An efficient whole-cell platform for Rebaudioside M biotransformation: cascade design, expression regulation, process engineering
Abstract
Excessive sugar consumption is fueling a global health crisis, creating demand for sustainable, zero-calorie sweeteners. Rebaudioside M (Reb-M), a high-intensity sweetener with a sucrose-like taste, is attractive. However, current supply depends on low-abundance leaf extraction and in vitro enzymatic glycosylation, limited by low titers/space-time yields, costly cofactors and enzyme purification, and inefficient atom utilization with significant byproduct streams. Here, we established for the first time an integrated E. coli whole-cell cascade co-expressing UGT76G1 variant and Glycine max sucrose synthase (GmSuSy), enabling in situ UDP-glucose regeneration from sucrose to drive Reb-D conversion into Reb-M. Process bottlenecks were overcome through expression regulation (multi-copy UGT76G1, RBS engineering of GmSuSy, and medium/induction optimization) and process engineering (permeabilization-assisted transport and reaction condition refinement).

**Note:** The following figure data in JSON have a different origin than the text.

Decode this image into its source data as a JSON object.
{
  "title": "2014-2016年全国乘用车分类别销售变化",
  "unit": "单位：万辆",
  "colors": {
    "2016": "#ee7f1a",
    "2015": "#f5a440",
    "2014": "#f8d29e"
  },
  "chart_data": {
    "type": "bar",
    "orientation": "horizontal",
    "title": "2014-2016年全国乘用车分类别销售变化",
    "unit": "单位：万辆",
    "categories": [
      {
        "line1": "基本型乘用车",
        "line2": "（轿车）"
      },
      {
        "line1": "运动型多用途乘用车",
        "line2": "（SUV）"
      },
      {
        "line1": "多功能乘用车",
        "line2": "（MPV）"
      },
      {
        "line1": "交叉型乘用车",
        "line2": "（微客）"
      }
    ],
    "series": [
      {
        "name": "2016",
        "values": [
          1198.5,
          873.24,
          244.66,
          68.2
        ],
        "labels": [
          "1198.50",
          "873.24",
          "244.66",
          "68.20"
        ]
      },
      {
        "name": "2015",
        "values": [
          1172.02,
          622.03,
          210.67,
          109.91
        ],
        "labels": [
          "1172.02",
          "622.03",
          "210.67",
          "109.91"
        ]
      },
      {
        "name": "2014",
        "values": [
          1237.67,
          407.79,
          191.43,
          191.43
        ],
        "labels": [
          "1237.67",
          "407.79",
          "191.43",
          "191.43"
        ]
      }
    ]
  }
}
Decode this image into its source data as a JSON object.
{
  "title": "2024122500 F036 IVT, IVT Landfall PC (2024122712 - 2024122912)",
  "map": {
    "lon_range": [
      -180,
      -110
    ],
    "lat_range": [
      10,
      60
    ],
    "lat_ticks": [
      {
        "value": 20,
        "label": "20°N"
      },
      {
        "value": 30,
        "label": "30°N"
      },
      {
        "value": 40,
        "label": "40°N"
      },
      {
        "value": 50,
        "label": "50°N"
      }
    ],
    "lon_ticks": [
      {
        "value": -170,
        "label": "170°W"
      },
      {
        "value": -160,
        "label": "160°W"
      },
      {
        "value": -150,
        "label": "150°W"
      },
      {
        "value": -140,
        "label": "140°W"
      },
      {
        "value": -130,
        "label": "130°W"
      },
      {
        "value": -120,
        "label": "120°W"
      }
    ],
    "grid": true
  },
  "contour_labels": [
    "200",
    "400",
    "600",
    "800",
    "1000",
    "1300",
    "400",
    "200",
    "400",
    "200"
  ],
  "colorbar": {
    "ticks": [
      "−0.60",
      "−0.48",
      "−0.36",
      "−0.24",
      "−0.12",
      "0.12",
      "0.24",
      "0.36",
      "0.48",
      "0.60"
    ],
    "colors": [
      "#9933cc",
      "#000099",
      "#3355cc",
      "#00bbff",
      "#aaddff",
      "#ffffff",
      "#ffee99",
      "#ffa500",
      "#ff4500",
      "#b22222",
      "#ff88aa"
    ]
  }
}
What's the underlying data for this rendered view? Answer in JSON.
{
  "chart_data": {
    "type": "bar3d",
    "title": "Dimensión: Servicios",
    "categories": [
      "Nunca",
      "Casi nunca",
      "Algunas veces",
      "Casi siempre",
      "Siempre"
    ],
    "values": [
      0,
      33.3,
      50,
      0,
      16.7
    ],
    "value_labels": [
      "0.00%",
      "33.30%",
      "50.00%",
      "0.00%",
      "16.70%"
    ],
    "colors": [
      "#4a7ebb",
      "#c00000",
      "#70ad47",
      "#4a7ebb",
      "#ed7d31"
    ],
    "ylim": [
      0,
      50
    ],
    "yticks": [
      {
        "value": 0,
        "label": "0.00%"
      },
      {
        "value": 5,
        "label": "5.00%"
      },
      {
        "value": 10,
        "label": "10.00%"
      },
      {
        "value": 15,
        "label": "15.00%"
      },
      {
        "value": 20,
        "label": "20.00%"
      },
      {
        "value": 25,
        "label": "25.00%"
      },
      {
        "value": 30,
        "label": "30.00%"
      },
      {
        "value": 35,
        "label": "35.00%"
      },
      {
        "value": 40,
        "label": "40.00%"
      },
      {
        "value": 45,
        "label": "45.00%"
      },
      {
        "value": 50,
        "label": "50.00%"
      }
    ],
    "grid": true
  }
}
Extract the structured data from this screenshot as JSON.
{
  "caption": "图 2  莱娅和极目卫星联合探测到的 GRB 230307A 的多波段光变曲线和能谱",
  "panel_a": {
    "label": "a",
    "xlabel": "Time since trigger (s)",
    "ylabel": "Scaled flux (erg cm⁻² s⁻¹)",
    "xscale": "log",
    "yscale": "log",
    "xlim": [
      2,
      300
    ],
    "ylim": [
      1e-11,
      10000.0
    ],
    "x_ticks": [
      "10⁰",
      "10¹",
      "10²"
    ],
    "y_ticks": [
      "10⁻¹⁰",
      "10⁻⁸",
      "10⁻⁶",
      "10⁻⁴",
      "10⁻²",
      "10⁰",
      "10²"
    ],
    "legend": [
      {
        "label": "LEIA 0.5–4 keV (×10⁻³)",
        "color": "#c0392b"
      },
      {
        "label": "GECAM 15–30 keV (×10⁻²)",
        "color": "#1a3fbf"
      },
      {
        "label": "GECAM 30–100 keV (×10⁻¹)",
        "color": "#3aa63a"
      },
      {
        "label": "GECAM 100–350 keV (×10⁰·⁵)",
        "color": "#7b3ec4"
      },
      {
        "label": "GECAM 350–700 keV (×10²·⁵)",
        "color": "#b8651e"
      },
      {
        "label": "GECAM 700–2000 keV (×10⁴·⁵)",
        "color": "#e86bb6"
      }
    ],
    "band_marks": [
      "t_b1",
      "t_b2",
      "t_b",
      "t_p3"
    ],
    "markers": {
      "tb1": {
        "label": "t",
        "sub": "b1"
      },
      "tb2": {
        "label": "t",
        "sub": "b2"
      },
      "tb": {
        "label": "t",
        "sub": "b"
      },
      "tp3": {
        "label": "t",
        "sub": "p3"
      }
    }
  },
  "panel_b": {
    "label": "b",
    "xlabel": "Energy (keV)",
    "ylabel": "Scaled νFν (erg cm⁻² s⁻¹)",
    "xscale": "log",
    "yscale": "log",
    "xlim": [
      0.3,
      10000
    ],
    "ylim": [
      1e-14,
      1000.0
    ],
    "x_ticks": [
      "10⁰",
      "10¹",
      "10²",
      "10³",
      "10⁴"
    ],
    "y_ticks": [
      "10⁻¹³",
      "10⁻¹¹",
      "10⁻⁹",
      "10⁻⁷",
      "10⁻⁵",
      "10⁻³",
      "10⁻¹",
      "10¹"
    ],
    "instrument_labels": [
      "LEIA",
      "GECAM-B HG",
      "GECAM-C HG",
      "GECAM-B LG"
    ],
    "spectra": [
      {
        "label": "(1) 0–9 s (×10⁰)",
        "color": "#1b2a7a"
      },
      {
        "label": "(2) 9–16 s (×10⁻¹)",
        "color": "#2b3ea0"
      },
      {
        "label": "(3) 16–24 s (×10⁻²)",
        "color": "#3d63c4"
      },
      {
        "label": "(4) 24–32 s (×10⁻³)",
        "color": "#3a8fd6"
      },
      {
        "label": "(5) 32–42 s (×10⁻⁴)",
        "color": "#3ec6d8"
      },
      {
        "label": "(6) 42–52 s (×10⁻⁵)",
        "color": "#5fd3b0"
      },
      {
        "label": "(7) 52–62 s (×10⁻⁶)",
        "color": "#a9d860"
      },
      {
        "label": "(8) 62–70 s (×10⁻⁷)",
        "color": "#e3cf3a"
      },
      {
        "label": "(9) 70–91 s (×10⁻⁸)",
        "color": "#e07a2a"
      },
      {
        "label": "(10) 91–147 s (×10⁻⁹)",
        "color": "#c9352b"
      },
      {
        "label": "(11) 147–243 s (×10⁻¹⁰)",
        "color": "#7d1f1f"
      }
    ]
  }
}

A fed-batch strategy further intensified performance, delivering 30.6 g/L Reb-M with 95.9% conversion, ranking among the highest levels reported to date. Importantly, this study also demonstrates the first conversion of the fructose byproduct into value-added D-allulose (2.97 g/L) using a D-tagatose 3-epimerase module, thereby improving atom economy and sustainability. This approach offers a generalizable strategy to address fructose byproduct accumulation in multi-enzyme cascade reactions. Together, these advances establish a a greener and more economical route to Reb-M at industrially relevant titers, highlighting both efficiency and green chemistry principles.